Moscow and Ankara have their differences on regional issues, rooted in their respective national interests, outlooks, and perceptions. Yet, they can manage those differences with a modicum of goodwill, shared respect for the tenets of international law and states’ territorial integrity, regular and open dialogue between their political leaderships, and support from both countries’ elites and societies.
Next Steps for Russia and Turkey
Russia and Turkey should work together to enhance stability in the South Caucasus, particularly on issues related to the conflicts over Nagorno-Karabakh, Abkhazia, and South Ossetia.
Moscow and Ankara should strive to find a political solution to the conflict in Syria. Such a solution would help lay the foundation for future stability in the region.
Russia and Turkey need to work to prevent the proliferation of nuclear weapons in the Middle East and to help bring about an acceptable final agreement on Iran’s nuclear program between Tehran and its international negotiating partners.
In Afghanistan and Iraq, both Turkish and Russian interests demand that the two cooperate to combat extremism and help to create political stability.
Central Asia would benefit from Russia and Turkey working together, rather than at cross-purposes, to enhance the economic well-being of countries in the region and prevent radicalism from undermining regional stability.
PROLOGUE
The crisis over Ukraine, which entered an acute phase in February 2014, has greatly affected Russia’s relations with the West. It effectively ended a quarter-century of generally cooperative relations and periodic attempts to integrate Russia into an expanded West. It also opened a new period of antagonistic rivalry and confrontation, particularly between Washington and Moscow. Although the future cannot be foreseen with any certainty, Russia is now likely to focus on itself; its relations with the former Soviet Republics; and its outreach to China and Asia. This has important implications for Russia’s neighbors, including Turkey.

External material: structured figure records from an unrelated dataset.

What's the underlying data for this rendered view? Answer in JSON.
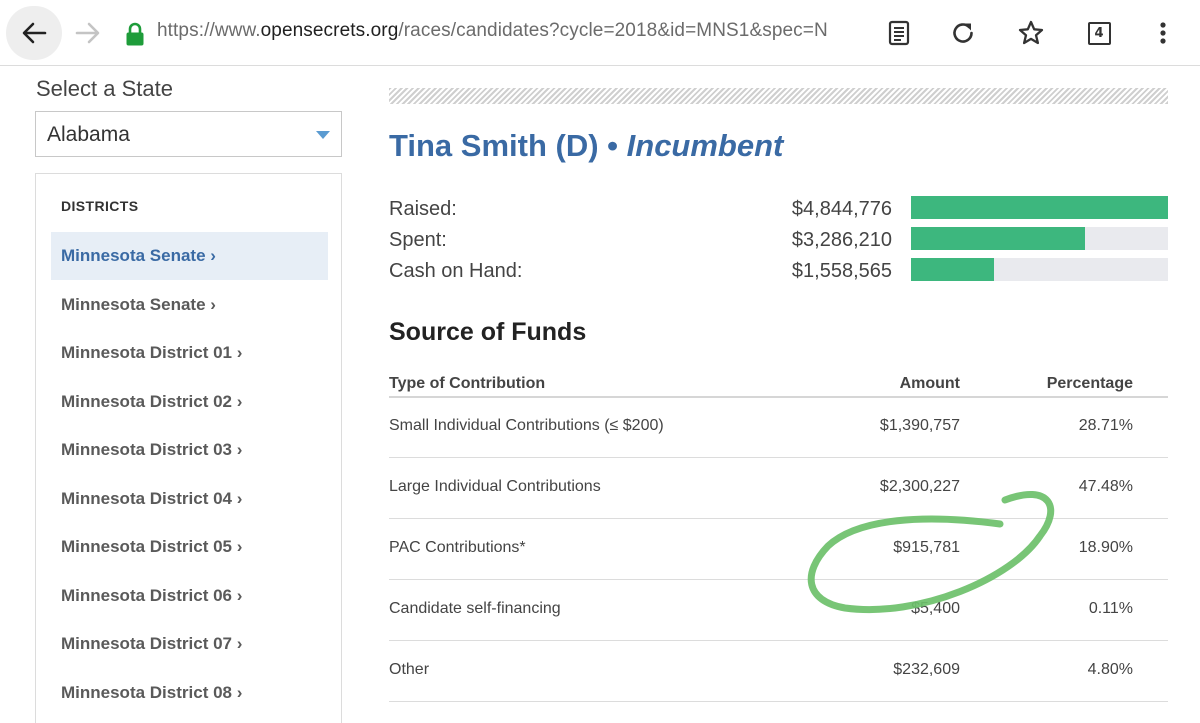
{
  "browser": {
    "url_prefix": "https://www.",
    "url_host": "opensecrets.org",
    "url_path": "/races/candidates?cycle=2018&id=MNS1&spec=N",
    "tab_count": "4"
  },
  "sidebar": {
    "select_label": "Select a State",
    "selected_state": "Alabama",
    "districts_title": "DISTRICTS",
    "items": [
      {
        "label": "Minnesota Senate ›",
        "active": true
      },
      {
        "label": "Minnesota Senate ›",
        "active": false
      },
      {
        "label": "Minnesota District 01 ›",
        "active": false
      },
      {
        "label": "Minnesota District 02 ›",
        "active": false
      },
      {
        "label": "Minnesota District 03 ›",
        "active": false
      },
      {
        "label": "Minnesota District 04 ›",
        "active": false
      },
      {
        "label": "Minnesota District 05 ›",
        "active": false
      },
      {
        "label": "Minnesota District 06 ›",
        "active": false
      },
      {
        "label": "Minnesota District 07 ›",
        "active": false
      },
      {
        "label": "Minnesota District 08 ›",
        "active": false
      }
    ]
  },
  "candidate": {
    "name": "Tina Smith (D)",
    "separator": " • ",
    "status": "Incumbent"
  },
  "finances": [
    {
      "label": "Raised:",
      "value": "$4,844,776",
      "fraction": 1.0
    },
    {
      "label": "Spent:",
      "value": "$3,286,210",
      "fraction": 0.678
    },
    {
      "label": "Cash on Hand:",
      "value": "$1,558,565",
      "fraction": 0.322
    }
  ],
  "funds": {
    "title": "Source of Funds",
    "headers": {
      "type": "Type of Contribution",
      "amount": "Amount",
      "percentage": "Percentage"
    },
    "rows": [
      {
        "type": "Small Individual Contributions (≤ $200)",
        "amount": "$1,390,757",
        "percentage": "28.71%"
      },
      {
        "type": "Large Individual Contributions",
        "amount": "$2,300,227",
        "percentage": "47.48%"
      },
      {
        "type": "PAC Contributions*",
        "amount": "$915,781",
        "percentage": "18.90%"
      },
      {
        "type": "Candidate self-financing",
        "amount": "$5,400",
        "percentage": "0.11%"
      },
      {
        "type": "Other",
        "amount": "$232,609",
        "percentage": "4.80%"
      }
    ]
  },
  "colors": {
    "accent_blue": "#3a6aa4",
    "bar_green": "#3db77e",
    "annotation_green": "#6cc06a"
  }
}
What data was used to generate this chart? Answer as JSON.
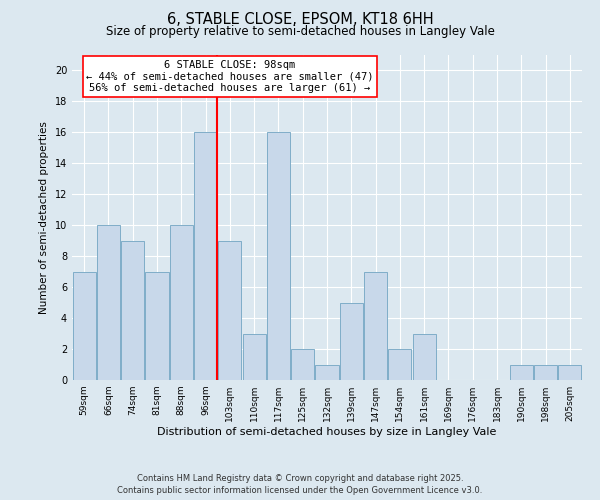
{
  "title": "6, STABLE CLOSE, EPSOM, KT18 6HH",
  "subtitle": "Size of property relative to semi-detached houses in Langley Vale",
  "xlabel": "Distribution of semi-detached houses by size in Langley Vale",
  "ylabel": "Number of semi-detached properties",
  "categories": [
    "59sqm",
    "66sqm",
    "74sqm",
    "81sqm",
    "88sqm",
    "96sqm",
    "103sqm",
    "110sqm",
    "117sqm",
    "125sqm",
    "132sqm",
    "139sqm",
    "147sqm",
    "154sqm",
    "161sqm",
    "169sqm",
    "176sqm",
    "183sqm",
    "190sqm",
    "198sqm",
    "205sqm"
  ],
  "values": [
    7,
    10,
    9,
    7,
    10,
    16,
    9,
    3,
    16,
    2,
    1,
    5,
    7,
    2,
    3,
    0,
    0,
    0,
    1,
    1,
    1
  ],
  "bar_color": "#c8d8ea",
  "bar_edge_color": "#7fadc8",
  "redline_index": 5,
  "annotation_line1": "6 STABLE CLOSE: 98sqm",
  "annotation_line2": "← 44% of semi-detached houses are smaller (47)",
  "annotation_line3": "56% of semi-detached houses are larger (61) →",
  "ylim": [
    0,
    21
  ],
  "yticks": [
    0,
    2,
    4,
    6,
    8,
    10,
    12,
    14,
    16,
    18,
    20
  ],
  "background_color": "#dce8f0",
  "plot_background_color": "#dce8f0",
  "footer_line1": "Contains HM Land Registry data © Crown copyright and database right 2025.",
  "footer_line2": "Contains public sector information licensed under the Open Government Licence v3.0.",
  "title_fontsize": 10.5,
  "subtitle_fontsize": 8.5,
  "annotation_fontsize": 7.5,
  "ylabel_fontsize": 7.5,
  "xlabel_fontsize": 8,
  "tick_fontsize": 6.5,
  "footer_fontsize": 6
}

Committed to the principle of territorial integrity of states, Turkey has not recognized the Russian Federation’s recent incorporation of Crimea, which has altered the geopolitics of the entire Black Sea region. Turkey has been particularly interested in the situation of Crimean Tatars, a sizable minority in the peninsula. Turkey also believes that the security and stability of Ukraine is critical to the region. Turkey has taken due note of the formation of the Eurasian Economic Union of Belarus, Kazakhstan, and Russia, to which Armenia and Kyrgyzstan are due to accede soon. Turkey is a U.S. ally, a member of the North Atlantic Treaty Organization (NATO), and a partner of the European Union (EU), negotiating full membership. The United States and these institutions are significantly hardening their positions vis-ร -vis Russia.
Prior to the Ukraine crisis, bilateral relations between Turkey and Russia had gained significant momentum. The two countries had reaffirmed their desire to expand their bilateral trade to $100 billion within a few years. Russian-Turkish energy cooperation had been proceeding, from the Blue Stream gas pipeline and the South Stream project to the nuclear power station. Economic cooperation in other areas, such as construction, has been moving forward, as is humanitarian, cultural, and intellectual contact. Political dialogue continues all the way up to the top level. Maintaining this momentum in the new environment is a challenge faced by authorities on both sides.
Turkish-Russian relations had thrived in the broad context of cooperative relations between Russia and the West. Reversion to such a cooperative context remains the first-best and thus aspirational scenario for the bilateral relationship. In the absence of that benign trajectory, the two countries will need to reimagine and reshape their present positive relations within a new set of constraints.